Innym routerem, który moglibyśmy wypróbować, jest Tenda AC10 wolt. To poważniejszy typ, dwuzakresowy, działający na częstotliwościach 2,4 i 5 GHz. W optymalnych warunkach na tym pierwszym można osiągnąć maksymalną prędkość 300 i 867 Mb/s. (Liczba 1200 pochodzi z sumy tych zaokrągleń w górę.)
Gadżet wykonany z czarnego plastiku również posiada cztery anteny, a z portów takich jak F9, 1 WAN i 3 LAN czekają na nasze kable – oczywiście tym razem także zapewniające gigabitową prędkość maksymalną.
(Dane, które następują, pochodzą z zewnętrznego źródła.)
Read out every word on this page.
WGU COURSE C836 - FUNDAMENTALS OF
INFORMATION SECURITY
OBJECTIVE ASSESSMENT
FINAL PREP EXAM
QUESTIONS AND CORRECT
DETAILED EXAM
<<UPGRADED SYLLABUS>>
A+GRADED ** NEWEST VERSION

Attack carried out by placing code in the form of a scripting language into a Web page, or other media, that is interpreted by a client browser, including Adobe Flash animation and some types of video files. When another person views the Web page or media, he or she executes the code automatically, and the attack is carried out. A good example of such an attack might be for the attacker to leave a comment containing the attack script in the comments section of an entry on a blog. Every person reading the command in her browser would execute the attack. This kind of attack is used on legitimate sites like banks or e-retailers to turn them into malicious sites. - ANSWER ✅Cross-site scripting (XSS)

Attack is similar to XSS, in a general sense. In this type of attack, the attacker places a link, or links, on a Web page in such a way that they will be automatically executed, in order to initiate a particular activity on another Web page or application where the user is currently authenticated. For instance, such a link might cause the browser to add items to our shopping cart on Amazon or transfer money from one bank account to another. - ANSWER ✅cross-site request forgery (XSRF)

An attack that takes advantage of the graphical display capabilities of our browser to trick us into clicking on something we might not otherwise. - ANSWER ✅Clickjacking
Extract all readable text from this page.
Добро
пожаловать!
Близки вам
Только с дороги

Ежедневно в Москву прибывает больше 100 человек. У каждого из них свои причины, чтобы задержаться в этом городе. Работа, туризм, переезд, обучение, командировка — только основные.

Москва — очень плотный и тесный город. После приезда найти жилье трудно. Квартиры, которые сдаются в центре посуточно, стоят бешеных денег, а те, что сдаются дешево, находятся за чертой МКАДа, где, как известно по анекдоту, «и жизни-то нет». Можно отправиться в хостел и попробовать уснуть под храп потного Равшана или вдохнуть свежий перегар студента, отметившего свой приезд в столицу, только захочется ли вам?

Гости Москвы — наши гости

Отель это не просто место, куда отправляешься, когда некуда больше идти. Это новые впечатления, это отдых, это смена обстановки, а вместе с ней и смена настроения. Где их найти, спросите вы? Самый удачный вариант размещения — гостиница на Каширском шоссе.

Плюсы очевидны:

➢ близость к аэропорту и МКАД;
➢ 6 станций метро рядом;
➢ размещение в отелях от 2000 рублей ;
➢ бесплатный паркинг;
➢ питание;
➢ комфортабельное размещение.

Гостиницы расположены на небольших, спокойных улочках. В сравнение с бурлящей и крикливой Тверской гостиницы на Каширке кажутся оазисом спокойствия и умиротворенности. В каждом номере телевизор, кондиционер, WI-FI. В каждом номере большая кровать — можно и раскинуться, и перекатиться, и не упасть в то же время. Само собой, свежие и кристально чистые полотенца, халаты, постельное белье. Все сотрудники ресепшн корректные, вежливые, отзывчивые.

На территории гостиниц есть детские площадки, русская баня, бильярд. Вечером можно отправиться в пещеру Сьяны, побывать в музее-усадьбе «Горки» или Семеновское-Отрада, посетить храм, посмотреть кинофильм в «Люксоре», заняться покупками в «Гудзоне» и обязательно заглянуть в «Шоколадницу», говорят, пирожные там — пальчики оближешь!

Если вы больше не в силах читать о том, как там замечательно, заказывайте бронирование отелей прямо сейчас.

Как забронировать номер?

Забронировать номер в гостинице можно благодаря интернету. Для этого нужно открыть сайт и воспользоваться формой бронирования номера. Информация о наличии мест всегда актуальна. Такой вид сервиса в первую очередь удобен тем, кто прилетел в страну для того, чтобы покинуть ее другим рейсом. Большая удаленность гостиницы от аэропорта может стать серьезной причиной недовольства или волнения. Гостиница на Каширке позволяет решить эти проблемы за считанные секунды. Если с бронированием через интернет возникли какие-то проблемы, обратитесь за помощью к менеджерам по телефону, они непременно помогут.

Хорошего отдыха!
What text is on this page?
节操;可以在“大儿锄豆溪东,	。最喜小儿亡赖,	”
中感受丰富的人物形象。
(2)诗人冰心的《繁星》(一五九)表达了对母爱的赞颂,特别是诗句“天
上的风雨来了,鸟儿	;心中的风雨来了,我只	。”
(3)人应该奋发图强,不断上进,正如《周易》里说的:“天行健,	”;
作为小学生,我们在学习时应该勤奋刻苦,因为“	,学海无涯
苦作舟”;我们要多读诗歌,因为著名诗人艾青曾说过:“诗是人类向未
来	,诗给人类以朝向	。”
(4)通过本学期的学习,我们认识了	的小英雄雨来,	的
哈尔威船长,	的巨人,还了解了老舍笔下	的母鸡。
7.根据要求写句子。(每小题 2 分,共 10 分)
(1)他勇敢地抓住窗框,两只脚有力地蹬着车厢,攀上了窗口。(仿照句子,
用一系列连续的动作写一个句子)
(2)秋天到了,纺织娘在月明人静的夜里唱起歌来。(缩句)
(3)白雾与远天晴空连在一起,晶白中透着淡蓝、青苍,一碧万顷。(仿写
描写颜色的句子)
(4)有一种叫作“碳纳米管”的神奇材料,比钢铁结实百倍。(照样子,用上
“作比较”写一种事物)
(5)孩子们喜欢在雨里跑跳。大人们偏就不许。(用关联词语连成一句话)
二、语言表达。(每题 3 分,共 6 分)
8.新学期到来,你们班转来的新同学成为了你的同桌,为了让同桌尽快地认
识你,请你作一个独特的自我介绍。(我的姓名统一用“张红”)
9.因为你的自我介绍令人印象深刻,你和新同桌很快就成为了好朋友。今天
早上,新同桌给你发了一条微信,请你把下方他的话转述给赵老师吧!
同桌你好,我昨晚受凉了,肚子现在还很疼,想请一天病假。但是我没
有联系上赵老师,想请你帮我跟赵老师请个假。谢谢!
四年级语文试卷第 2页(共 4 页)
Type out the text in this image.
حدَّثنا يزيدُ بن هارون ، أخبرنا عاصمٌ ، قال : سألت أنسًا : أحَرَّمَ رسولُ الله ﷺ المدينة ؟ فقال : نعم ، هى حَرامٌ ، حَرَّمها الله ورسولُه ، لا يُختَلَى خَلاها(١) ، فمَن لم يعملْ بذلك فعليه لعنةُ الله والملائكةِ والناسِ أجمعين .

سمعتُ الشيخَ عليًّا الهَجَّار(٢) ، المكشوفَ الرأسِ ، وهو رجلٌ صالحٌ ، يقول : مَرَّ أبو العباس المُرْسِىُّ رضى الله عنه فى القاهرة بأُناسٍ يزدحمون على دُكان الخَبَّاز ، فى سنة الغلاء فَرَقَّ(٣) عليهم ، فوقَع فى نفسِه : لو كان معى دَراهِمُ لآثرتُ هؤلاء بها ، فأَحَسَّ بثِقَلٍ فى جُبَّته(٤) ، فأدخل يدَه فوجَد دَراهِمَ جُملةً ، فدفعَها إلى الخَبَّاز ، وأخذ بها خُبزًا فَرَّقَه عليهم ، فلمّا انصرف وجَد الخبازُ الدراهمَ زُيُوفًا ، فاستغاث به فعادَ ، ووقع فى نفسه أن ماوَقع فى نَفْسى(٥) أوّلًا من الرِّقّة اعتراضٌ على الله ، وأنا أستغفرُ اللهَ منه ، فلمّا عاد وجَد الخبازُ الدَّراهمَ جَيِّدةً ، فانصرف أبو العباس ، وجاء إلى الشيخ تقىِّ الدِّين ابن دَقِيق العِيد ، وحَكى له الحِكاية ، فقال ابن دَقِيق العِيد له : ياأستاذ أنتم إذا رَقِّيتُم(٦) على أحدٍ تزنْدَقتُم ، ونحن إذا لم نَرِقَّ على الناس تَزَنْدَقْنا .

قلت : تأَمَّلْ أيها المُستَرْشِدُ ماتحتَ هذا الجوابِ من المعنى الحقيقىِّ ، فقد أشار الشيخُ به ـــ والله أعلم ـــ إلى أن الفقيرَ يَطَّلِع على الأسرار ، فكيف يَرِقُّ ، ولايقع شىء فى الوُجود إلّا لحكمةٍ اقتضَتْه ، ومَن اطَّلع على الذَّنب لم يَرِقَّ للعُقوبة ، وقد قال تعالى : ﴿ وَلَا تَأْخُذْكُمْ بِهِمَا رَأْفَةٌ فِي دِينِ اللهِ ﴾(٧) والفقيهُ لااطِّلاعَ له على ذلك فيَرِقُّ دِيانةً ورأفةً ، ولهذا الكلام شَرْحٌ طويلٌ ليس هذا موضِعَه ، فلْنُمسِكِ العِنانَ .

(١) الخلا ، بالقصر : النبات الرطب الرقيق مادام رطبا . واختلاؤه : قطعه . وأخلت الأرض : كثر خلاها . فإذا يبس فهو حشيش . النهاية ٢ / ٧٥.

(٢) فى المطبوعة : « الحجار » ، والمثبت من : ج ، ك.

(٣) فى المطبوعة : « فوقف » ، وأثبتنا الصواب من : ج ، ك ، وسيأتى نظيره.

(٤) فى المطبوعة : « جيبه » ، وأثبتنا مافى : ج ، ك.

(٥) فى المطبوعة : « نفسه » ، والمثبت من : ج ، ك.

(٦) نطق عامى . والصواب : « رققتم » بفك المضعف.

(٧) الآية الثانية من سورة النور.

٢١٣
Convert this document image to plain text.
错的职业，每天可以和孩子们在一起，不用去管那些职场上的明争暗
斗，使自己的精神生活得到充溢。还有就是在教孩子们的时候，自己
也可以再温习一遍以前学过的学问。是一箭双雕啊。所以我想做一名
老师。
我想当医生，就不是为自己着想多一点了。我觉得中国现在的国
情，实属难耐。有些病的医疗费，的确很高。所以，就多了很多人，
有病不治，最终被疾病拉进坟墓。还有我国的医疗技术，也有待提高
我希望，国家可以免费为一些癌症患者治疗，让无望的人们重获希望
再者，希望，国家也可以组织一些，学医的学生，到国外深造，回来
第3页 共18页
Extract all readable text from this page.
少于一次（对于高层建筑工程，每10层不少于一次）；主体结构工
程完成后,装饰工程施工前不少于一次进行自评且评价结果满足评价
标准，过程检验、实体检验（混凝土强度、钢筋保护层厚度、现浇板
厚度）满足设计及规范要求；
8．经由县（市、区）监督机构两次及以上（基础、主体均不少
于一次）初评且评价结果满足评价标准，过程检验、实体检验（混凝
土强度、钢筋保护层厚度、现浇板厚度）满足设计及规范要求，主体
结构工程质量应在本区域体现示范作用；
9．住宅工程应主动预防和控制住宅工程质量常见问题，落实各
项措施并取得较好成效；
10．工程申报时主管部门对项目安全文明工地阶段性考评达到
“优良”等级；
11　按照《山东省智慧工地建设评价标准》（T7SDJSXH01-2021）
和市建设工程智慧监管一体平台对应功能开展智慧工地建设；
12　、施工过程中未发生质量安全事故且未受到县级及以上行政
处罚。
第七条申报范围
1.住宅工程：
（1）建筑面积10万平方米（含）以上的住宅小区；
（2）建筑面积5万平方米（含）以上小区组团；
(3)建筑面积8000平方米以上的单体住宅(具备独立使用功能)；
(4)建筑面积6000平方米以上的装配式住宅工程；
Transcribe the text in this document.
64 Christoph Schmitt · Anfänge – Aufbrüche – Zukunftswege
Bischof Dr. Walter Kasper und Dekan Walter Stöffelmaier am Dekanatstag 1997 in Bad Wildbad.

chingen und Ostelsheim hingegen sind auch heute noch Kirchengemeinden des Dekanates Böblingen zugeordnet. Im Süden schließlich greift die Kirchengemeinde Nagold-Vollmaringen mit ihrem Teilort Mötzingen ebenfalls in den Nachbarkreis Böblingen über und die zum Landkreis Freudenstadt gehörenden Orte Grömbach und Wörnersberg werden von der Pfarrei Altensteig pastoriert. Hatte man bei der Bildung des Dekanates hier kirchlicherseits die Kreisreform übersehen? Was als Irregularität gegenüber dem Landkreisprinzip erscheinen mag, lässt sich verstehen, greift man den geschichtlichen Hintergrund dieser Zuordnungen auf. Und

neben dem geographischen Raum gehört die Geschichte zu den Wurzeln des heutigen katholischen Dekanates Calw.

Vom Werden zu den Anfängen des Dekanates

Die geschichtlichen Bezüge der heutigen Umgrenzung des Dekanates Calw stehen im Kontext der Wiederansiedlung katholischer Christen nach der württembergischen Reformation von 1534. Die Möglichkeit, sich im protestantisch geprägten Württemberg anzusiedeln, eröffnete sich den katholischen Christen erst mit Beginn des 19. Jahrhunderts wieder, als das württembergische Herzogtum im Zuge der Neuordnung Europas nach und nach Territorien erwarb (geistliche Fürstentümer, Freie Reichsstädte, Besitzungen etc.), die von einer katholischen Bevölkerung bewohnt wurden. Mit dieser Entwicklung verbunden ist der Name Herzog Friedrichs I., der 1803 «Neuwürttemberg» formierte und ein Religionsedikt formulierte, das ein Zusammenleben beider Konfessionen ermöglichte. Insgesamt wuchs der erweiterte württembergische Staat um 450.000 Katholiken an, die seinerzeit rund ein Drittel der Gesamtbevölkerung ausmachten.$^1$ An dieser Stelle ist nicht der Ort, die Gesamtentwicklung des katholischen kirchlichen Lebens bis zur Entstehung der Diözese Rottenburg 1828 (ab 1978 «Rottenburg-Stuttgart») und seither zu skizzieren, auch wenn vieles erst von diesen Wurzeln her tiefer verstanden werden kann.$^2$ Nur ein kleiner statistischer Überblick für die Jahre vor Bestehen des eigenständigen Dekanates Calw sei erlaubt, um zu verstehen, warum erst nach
Otrzymujemy osobne identyfikatory SSID dla obu pasm, możemy także skonfigurować sieci gościnne, również osobno dla dwóch zakresów częstotliwości. Oznacza to, że jeśli chcemy zapewnić naszym gościom Wi-Fi, ale nie chcemy podawać własnego hasła, a wolelibyśmy uniknąć dostępu ich do urządzeń w naszej sieci, to wystarczy ujawnić gościa Do nich Wi-Fi.
Pasmo 5 GHz okazało się dużo bardziej czułe niż pasmo 2,4, a do tego znacznie gorzej tolerowało ściany, przez co telefon/notebook zrywał połączenie w pokoju obok. Nawet ustawienie dużej mocy nie pomogło.
Za pomocą aplikacji Tenda możemy również zarządzać tym routerem, czyli łatwo dokonać najważniejszych ustawień z poziomu naszego telefonu. Oczywiście konfiguracja internetowa zapewnia o wiele więcej opcji dla tego modelu niż dla F9.
Tenda AC10 można kupić w sklepach za około 13 000 HUF, z 2-letnią gwarancją.